We considered a time interval that goes from 2016-06-01 to 2017-01-15. We read a total number of records equal to 3662110 from which we were able to extract information about 14395 different jobs (~65.91 jobs per day on average). These jobs were distributed on the bins as depicted in the plot below

Punctual values are the following:
- First bin: 9
- Second bin:96
- Third bin: 261
- Fourth bin: 389
- Fifth bin: 13640
The plot shows that the 95% of batch jobs belongs to the fifth bin. In order to have a better picture of the job distribution we provide the cumulative distribution of the jobs as function of the number of nodes (Note that both x and y axis are scaled in sake of readability).

The plot shows that ~70% of batch jobs ask between 1 and 8 nodes and ~25% of the jobs that ask between 45 and 128 nodes. In order to provide a hint about the sparsity of the request, we provide the frequency as well (Note that y axis is scaled in sake of readability).

The plot underlines the decay of job requests while increasing the number of nodes but it also points out how the support of the distribution is compact until ~1000 nodes.

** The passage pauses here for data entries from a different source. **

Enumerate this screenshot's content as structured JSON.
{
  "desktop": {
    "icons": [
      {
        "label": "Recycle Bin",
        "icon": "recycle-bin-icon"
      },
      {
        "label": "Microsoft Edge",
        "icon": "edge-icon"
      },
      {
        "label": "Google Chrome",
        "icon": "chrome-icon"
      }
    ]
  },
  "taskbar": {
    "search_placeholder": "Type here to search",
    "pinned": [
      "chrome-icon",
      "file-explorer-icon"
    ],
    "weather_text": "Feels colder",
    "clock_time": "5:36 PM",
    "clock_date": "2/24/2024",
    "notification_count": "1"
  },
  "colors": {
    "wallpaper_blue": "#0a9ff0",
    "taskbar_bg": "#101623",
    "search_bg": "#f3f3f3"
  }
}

Then, the support of the distribution becomes extremely sparse. In other words for small job sizes, users tend to have a random behavior whereas large jobs show determinism.
In order to put the number of nodes in relation with the wall-time, we provide a plot that depicts the average wall-time as function of the number of nodes.

The plot shows a trend in which the larger is the number of jobs and the higher the average. However, we can notice that, except for the fifth bin, the average wall-time is always quite far from the maximum wall-time allowed for the bin (TODO:I should draw the limit inside the plot).
In the next plot we provide the frequency of the jobs as function of the wall-time from which it is possible to notice that only a small part of the jobs ask for more than 120 minutes. Additionally, no jobs use the interval between 721 and 1430 minutes.

In the next plot we provide the cumulative number of hours requested by the user and the real execution time as function of the number of nodes (Note that x axis is scaled in sake of readability).

As first, we can observe that a total amount of ~22K hours has been requested by batch jobs during the last six months whereas only 8K hours have been used. Secondly, we can observe that the contribution of large jobs becomes larger by considering the real execution time. This means that small jobs overestimate the execution time by asking for more minutes than it is needed. This conjecture is confirmed by the next plot where the difference between execution time (ET) and wall-time (WT) is analyzed as function of the bin (Note that the azure histogram refers to the y axis on the right wheres the purple and the green refer to the axis on the left).

We can observe that small jobs overestimate the wall-time (fifth and fourth bin use 45% and 50% respectively) whereas large jobs tend to use at least the 75% of the time available. It is also worth to mention that the smaller are the job inside a bin and the more large is the gap between average wall-time and maximum wall-time allowed. For example, jobs in the fifth bin have an average wall-time ~90 minutes against a maximum wall-time of 120 minutes. On the contrary, jobs that belong to the third bin ask ~200 minutes on average but potentially they could run for 720 minutes.
Queue time
The plot below depicts the average queue time as function of the bin.

The plot shows an astonishing drop for what concern jobs in the first bin (in which, at least in principle, the user can ask for the entire machine). This drop might be a consequence of killable jobs whose execution can be terminated by the system anytime (NOTE: As far as I understood from the user guide. it needs verification). Another aspect that is worth to mention is that the second bin has an average waiting time that is smaller than the fourth bin and the third bin. This suggests that the time to completion of several tasks could be reduced by using a single large size job instead of several small jobs.